Simon Lee, Consultant Plastic Surgeon at Spire Bristol Hospital, The Glen, said the credit crunch and subsequent economic downturn has had little impact on the male population’s desire to get rid of what they see as physical imperfections.
“In the five years since I’ve been involved in private practice I would say the numbers of men coming to see me for surgery has steadily risen from about 10 per cent up to at least 30 per cent or more of my case work,” said Mr Lee.
“About six months ago when the UK went into recession we saw a slight drop in numbers, but that didn’t last long and now it’s back to being a real growth area for us.”
Rhinoplasty procedures – more commonly known as nose jobs – remain a firm favourite with men of all ages, although another form of surgery, gynecomastia reduction (male breast excision) is not far behind.
“Reduction of male breasts, or ‘man boobs’ as the media likes to call them, has really taken off in recent years,” said Mr Lee, “but in truth plastic surgery of all types is growing in popularity among the male population, of that there is no doubt.”
Mr Lee said there are typically two types of men who come to him for surgery: the ones in their forties and older who wanted to turn back the clock and get rid of things like saggy eyelids and wrinkles, and the younger men who want to correct something they were born with but do not like, such as the nose, ears or chin.
A rhinoplasty will typically set you back about £4,000 and Mr Lee, who has performed plastic surgery for the last 15 years, argues that the procedures are affordable, pointing out that in his experience men were more than happy to tighten their budgets in order to pay for surgery to correct an aspect of their bodies which they have always disliked.
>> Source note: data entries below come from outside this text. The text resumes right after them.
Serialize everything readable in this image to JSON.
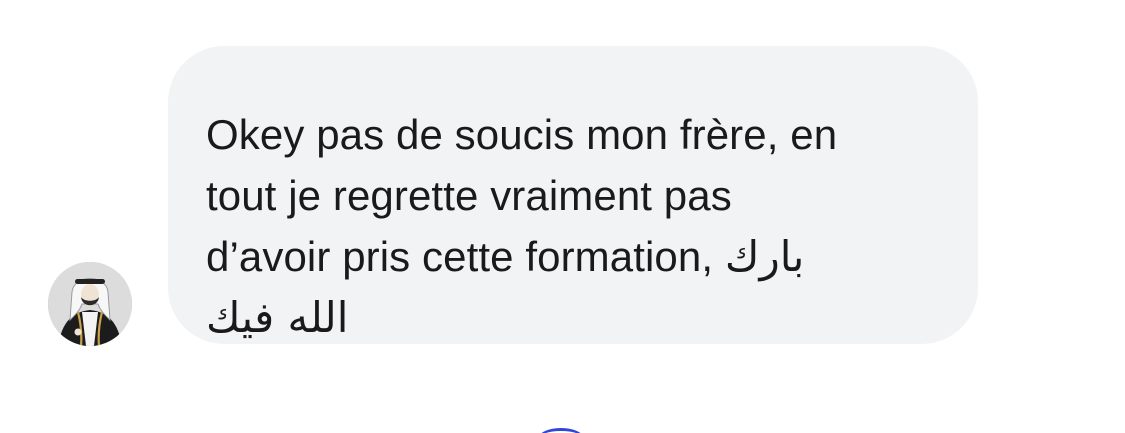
{
  "message": {
    "lines": [
      "Okey pas de soucis mon frère, en",
      "tout je regrette vraiment pas",
      "d’avoir pris cette formation,"
    ],
    "arabic_inline": "بارك",
    "arabic_line": "الله فيك"
  },
  "sender": {
    "avatar_icon": "user-avatar-illustration"
  },
  "colors": {
    "bubble": "#f2f3f5",
    "text": "#1a1a1a",
    "accent": "#2f46d6"
  }
}
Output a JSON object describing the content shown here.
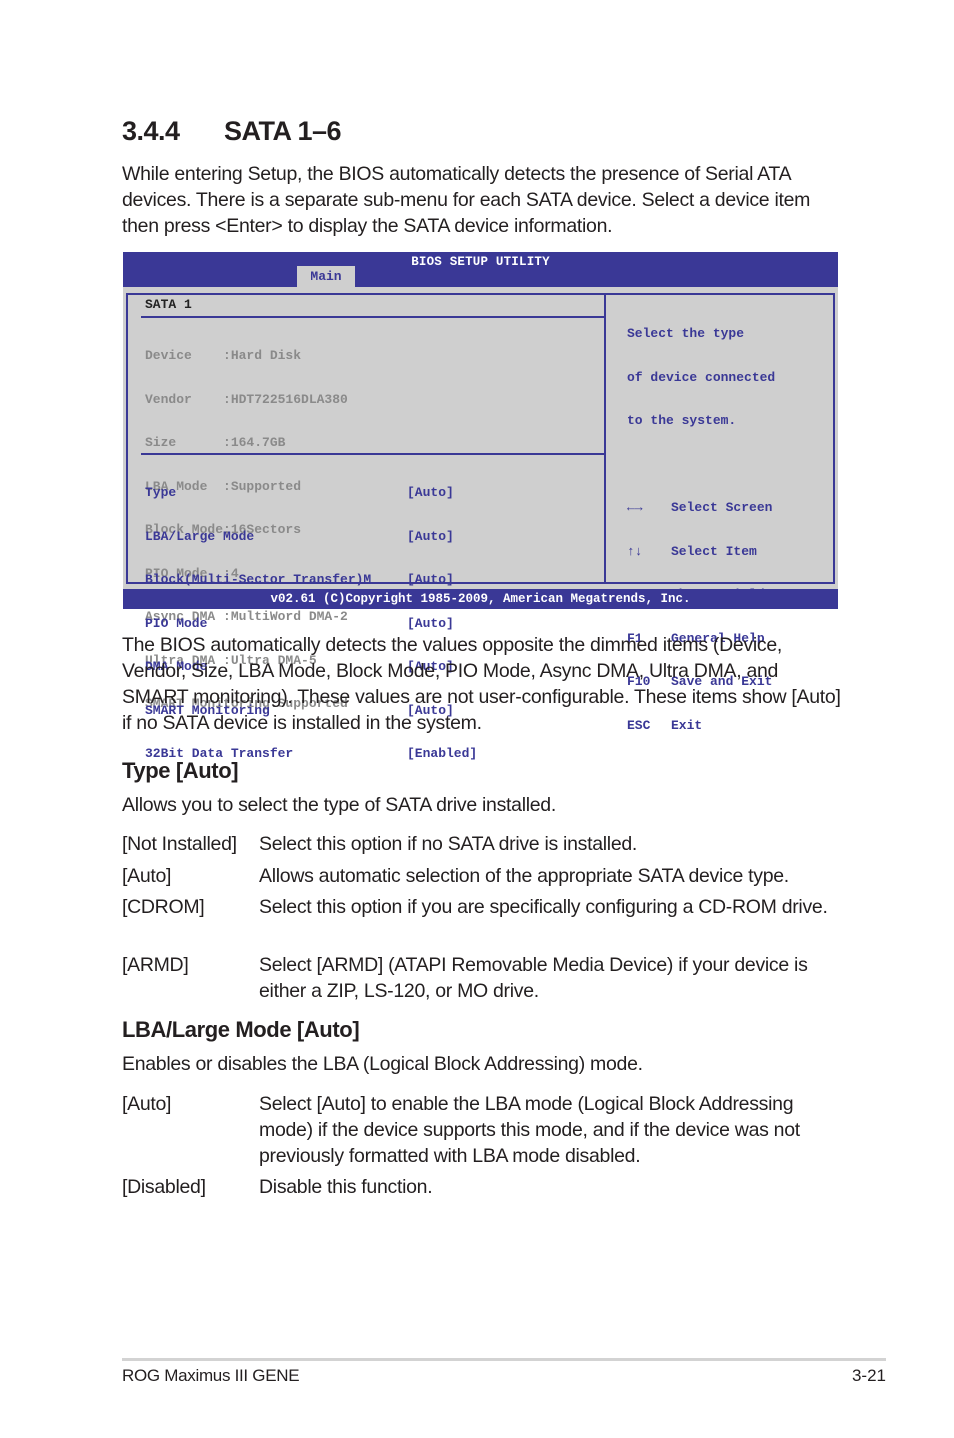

“If someone really wants some work done then the cost is rarely a barrier,” he said, “I get men coming to me from all walks of life, from lawyers to lorry drivers.”
He added: “There are also men out there in the workplace who may be a bit older and feel they need to look younger and healthier in order to compete with their younger male counterparts, so they view plastic surgery as necessary for their career progression and will happily come to me for surgery rather than go on an expensive holiday or splash out on an extravagance.”
He added: “I hate it when people say the word ‘vanity’ when talking about plastic surgery. The key thing is that men these days take more care in their all-round appearance and have recognised the importance of this. Plastic surgery is just one way for them to invest in how they look and vanity really doesn’t come into it.”